Form two digit numbers using the digits `0,1,2,3,4` without repeating the digits. Find the probability that the number so formed is greater than `30`.

To solve the problem of finding the probability that a two-digit number formed using the digits 0, 1, 2, 3, and 4 (without repeating any digits) is greater than 30, we can follow these steps: ### Step 1: Identify the available digits The available digits are 0, 1, 2, 3, and 4. ### Step 2: Determine the total number of two-digit numbers A two-digit number cannot start with 0. Therefore, the first digit can be one of the following: 1, 2, 3, or 4. This gives us 4 options for the first digit.
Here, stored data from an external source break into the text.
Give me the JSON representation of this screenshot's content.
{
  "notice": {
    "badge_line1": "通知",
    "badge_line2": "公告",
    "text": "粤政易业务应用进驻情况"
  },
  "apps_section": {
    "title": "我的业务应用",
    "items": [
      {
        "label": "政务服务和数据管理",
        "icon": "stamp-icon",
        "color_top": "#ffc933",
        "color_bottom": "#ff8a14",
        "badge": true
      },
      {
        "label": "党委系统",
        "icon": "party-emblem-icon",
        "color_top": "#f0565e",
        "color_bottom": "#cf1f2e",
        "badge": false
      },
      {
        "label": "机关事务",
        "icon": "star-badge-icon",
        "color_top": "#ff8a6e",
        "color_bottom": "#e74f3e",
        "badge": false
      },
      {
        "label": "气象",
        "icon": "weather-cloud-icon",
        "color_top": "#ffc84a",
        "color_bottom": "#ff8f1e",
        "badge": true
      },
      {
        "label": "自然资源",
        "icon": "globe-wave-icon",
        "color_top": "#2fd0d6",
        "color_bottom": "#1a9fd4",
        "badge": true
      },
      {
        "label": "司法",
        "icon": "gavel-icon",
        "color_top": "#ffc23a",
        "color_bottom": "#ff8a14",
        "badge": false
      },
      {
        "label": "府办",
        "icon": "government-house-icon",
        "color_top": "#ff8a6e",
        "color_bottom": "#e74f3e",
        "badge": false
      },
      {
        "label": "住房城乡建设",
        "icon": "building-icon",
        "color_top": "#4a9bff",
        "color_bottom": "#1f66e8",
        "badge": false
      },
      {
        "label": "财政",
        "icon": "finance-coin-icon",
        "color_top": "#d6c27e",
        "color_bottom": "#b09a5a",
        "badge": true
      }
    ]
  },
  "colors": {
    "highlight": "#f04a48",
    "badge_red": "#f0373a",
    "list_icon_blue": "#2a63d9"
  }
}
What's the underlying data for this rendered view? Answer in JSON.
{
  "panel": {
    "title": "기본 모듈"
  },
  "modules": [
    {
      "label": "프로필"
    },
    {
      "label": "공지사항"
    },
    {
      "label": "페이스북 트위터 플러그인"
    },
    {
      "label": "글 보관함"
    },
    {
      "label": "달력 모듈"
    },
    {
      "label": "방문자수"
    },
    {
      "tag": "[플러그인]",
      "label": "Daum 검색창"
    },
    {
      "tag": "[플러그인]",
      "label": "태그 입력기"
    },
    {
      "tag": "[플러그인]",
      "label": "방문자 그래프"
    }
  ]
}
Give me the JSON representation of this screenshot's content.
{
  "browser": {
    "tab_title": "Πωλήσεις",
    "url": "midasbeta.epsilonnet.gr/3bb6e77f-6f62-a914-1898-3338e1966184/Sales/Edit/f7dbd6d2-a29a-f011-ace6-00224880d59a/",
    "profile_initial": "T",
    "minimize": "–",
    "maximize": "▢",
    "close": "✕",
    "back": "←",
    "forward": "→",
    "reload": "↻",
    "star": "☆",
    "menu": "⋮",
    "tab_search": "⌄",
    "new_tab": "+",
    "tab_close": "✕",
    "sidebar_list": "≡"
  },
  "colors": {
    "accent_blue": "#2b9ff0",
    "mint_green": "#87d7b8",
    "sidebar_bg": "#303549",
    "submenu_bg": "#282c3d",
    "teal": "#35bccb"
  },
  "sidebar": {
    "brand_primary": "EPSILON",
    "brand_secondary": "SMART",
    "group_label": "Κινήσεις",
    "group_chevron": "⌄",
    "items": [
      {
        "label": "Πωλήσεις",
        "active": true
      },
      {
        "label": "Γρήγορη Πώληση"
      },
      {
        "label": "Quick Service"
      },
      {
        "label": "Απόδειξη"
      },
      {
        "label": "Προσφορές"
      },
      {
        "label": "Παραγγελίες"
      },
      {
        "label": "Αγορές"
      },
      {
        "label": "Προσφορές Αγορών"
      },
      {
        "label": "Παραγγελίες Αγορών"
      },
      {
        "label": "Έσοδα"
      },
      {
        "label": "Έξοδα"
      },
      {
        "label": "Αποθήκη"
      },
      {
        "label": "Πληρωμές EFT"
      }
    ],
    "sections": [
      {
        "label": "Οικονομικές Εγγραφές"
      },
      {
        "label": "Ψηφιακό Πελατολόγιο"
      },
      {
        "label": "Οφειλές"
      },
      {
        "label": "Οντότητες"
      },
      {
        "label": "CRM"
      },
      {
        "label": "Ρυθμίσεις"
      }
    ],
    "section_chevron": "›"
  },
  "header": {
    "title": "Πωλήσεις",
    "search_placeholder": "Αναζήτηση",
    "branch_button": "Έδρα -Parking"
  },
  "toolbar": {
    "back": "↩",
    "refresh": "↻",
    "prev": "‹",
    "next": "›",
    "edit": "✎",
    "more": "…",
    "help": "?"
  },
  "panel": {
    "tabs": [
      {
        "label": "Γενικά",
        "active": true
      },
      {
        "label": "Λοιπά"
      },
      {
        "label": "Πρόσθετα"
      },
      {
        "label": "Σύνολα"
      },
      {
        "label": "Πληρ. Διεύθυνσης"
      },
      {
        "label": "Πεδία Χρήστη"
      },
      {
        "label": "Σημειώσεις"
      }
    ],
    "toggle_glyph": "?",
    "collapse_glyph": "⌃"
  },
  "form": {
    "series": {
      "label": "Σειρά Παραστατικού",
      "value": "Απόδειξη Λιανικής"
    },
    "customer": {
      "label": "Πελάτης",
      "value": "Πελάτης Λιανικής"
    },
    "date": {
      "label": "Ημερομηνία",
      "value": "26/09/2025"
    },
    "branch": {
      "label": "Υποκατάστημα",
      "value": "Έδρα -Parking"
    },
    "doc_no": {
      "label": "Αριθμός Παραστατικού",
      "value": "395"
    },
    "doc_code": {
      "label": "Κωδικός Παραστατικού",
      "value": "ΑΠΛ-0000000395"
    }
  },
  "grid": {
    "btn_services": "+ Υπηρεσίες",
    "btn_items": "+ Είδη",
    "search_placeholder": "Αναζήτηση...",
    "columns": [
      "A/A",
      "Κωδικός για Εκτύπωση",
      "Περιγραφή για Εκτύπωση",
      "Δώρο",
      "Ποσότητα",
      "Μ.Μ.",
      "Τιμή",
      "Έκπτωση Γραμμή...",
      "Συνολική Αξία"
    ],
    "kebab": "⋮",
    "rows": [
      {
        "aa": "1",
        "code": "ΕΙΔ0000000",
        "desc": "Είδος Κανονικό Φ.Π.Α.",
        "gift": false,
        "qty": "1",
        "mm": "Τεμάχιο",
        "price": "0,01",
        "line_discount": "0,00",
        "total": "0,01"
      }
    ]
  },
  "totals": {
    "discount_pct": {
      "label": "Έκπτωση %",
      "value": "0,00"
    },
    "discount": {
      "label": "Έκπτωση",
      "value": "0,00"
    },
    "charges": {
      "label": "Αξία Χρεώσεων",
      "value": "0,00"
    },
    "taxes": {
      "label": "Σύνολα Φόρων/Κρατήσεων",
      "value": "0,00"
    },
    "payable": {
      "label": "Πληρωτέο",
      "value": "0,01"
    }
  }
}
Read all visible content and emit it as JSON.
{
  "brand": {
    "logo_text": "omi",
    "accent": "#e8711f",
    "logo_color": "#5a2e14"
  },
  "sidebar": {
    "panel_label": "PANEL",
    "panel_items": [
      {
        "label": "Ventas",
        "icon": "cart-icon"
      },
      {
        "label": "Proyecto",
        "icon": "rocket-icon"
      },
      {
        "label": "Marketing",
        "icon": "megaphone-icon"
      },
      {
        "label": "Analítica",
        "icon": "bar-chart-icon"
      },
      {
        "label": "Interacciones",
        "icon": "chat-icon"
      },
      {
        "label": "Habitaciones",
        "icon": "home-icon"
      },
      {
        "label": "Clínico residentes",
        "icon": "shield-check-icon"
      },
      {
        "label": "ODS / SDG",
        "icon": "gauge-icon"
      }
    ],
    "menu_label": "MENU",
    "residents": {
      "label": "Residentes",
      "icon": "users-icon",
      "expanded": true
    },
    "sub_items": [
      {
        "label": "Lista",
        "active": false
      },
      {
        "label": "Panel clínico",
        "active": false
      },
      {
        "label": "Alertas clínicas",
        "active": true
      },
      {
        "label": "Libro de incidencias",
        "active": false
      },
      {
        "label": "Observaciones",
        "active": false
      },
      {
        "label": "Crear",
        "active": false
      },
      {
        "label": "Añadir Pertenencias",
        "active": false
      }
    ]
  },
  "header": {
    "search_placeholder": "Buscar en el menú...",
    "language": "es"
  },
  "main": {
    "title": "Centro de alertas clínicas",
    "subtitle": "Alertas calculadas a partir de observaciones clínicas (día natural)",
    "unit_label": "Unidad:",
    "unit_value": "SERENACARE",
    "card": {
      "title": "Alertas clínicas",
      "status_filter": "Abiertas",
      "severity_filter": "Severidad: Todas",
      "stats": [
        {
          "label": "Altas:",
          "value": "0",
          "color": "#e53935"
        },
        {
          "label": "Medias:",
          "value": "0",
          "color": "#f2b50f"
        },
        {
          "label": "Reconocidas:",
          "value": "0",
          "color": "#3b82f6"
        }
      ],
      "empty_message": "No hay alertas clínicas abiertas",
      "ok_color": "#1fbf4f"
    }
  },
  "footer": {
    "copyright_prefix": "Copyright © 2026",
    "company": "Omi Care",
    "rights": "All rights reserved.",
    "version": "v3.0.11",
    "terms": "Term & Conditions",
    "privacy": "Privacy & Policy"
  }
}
After choosing the first digit, we can choose any of the remaining digits (including 0) for the second digit. Since we cannot repeat digits, we will have 4 remaining choices for the second digit. Thus, the total number of two-digit numbers (N(S)) that can be formed is: \[ N(S) = \text{(choices for first digit)} \times \text{(choices for second digit)} = 4 \times 4 = 16 \] ### Step 3: List all the two-digit numbers formed The possible two-digit numbers are: - Starting with 1: 10, 12, 13, 14 - Starting with 2: 20, 21, 23, 24 - Starting with 3: 30, 31, 32, 34 - Starting with 4: 40, 41, 42, 43 So, the complete list of two-digit numbers is: - 10, 12, 13, 14, 20, 21, 23, 24, 30, 31, 32, 34, 40, 41, 42, 43 ### Step 4: Determine which numbers are greater than 30 Now we will identify which of these numbers are greater than 30: - 31, 32, 34, 40, 41, 42, 43 Counting these, we find that there are 7 numbers greater than 30. ### Step 5: Calculate the probability The probability (P) that a randomly formed two-digit number is greater than 30 is given by the ratio of the number of favorable outcomes (numbers greater than 30) to the total outcomes (total two-digit numbers formed): \[ P(A) = \frac{N(A)}{N(S)} = \frac{7}{16} \] ### Final Answer The probability that the number formed is greater than 30 is: \[ \frac{7}{16} \] ---